Performing August 10 – Summer Sounds
The Summer Sounds / Dancing in the Park programs are coordinated and run by the Fisher Peak Performing Artists Society volunteers. These community events held at Rotary Park every Saturday of July & August, feature live regional performing artists and the occasional touring artist. There’s no admission and everyone is welcome!
August 10 featured performers
Often mistaken for the wildlife, J Lee Appleby finds solace wandering, whispering and sharing his passion for folk music. Deeply encouraged by the sounds of old and new, Deep Cedar has toured relentlessly with adventure in mind. Sincere, honest, soulful and calming (sometimes sleepy) commonly describe J Lee Appleby’s lonesome original music as Deep Cedar along with his new spins on old classics. Since the debut EP ‘LOONS’ in 2016, Deep Cedar has been chronicling his journeys, using new experiences to shape the music shared with audiences in Canada nationwide, Australia, UK; in venues as private as ceremonies to vibrant festival stages and as low as a floating barge to the tops of mountain peaks. Most recently a runner up in the 2018 East Kootenay Music Search, a definite win for Folk.

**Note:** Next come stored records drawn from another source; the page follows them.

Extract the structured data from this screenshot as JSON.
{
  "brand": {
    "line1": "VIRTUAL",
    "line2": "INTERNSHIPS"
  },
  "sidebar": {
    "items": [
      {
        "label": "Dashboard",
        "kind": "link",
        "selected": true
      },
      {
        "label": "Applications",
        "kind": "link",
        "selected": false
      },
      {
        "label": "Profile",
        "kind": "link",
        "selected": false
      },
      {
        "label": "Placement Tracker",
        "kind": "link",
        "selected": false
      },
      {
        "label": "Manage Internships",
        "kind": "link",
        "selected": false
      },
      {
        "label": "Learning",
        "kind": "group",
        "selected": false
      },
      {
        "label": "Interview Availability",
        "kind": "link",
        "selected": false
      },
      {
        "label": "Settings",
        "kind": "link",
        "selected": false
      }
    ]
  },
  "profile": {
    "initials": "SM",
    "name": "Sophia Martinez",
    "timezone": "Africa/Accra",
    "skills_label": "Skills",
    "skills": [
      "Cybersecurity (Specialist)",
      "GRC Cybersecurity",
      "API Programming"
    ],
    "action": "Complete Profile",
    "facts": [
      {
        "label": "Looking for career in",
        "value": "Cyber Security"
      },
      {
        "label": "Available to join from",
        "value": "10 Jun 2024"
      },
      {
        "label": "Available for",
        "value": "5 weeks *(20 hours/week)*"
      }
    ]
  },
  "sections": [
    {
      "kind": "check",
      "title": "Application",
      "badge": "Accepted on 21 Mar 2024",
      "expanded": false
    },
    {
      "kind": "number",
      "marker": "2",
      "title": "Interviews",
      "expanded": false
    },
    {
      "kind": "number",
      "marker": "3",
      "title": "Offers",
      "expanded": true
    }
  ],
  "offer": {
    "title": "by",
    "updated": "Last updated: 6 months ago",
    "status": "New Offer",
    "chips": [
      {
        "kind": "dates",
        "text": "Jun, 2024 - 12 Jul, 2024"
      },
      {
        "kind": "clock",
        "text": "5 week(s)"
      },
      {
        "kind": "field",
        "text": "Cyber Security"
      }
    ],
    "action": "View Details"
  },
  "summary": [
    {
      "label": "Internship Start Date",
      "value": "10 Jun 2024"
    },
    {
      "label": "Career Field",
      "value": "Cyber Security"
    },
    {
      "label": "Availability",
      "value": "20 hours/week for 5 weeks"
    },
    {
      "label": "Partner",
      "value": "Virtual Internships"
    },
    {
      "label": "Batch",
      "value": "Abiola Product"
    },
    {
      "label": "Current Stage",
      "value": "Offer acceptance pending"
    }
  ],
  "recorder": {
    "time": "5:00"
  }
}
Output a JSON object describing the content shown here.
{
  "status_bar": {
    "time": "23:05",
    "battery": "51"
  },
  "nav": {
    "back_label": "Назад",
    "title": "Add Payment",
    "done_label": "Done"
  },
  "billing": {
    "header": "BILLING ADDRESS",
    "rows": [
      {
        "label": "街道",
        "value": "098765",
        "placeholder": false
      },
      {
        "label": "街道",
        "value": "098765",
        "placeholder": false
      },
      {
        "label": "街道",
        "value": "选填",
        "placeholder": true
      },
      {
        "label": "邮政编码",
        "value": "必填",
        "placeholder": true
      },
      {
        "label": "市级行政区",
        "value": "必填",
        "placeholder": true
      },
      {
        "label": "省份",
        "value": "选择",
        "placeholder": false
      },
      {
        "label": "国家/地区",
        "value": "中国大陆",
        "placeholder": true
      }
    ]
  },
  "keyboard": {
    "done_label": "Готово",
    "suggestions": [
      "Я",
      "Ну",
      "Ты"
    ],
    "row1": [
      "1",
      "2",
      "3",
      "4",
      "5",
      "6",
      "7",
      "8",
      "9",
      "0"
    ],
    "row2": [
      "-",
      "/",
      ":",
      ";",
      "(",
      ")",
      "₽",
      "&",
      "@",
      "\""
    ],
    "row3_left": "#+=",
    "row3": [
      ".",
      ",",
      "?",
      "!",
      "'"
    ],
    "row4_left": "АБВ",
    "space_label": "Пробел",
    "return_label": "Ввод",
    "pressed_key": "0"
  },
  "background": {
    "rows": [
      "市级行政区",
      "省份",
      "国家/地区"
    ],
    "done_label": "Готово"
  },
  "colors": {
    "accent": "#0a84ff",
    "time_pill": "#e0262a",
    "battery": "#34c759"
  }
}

Watch online Video ‘HARD DAYS’
Dance your heart out with the very enthusiastic and licensed instructor, Josée Bergeron from Key City Zumba. You don’t have to know how to dance. She will lead you in Zumba Gold, the low-impact, low-intensity Zumba experience and make it feel like a party
8 p.m. Ethan Askey & MOJO
MOJO (pictured above) is a deceptively young band out of Calgary, Alberta, where the rock n roll mountains meet the blues prairies. The MOJO groove drives a dance party with the hip shaking way they play all sorts of timeless music, from Howlin’ Wolf to The Animals, from Bowie to the Black Keys, mixed with originals and driven by an award-winning blues harp player’s locomotive breath. Front man, Ethan Askey, is a “horn” player and singer from Cranbrook currently based in Calgary, Alberta, who is frequently spotted in East Kootenay forests, rivers, and community gatherings. Originally trained in Cranbrook’s school system as a trumpeter, over decades and from Chicago to the Mackenzie River delta, he has honed his craft as sideman and session player of the “Mississippi saxophone,” otherwise known as the blues harp.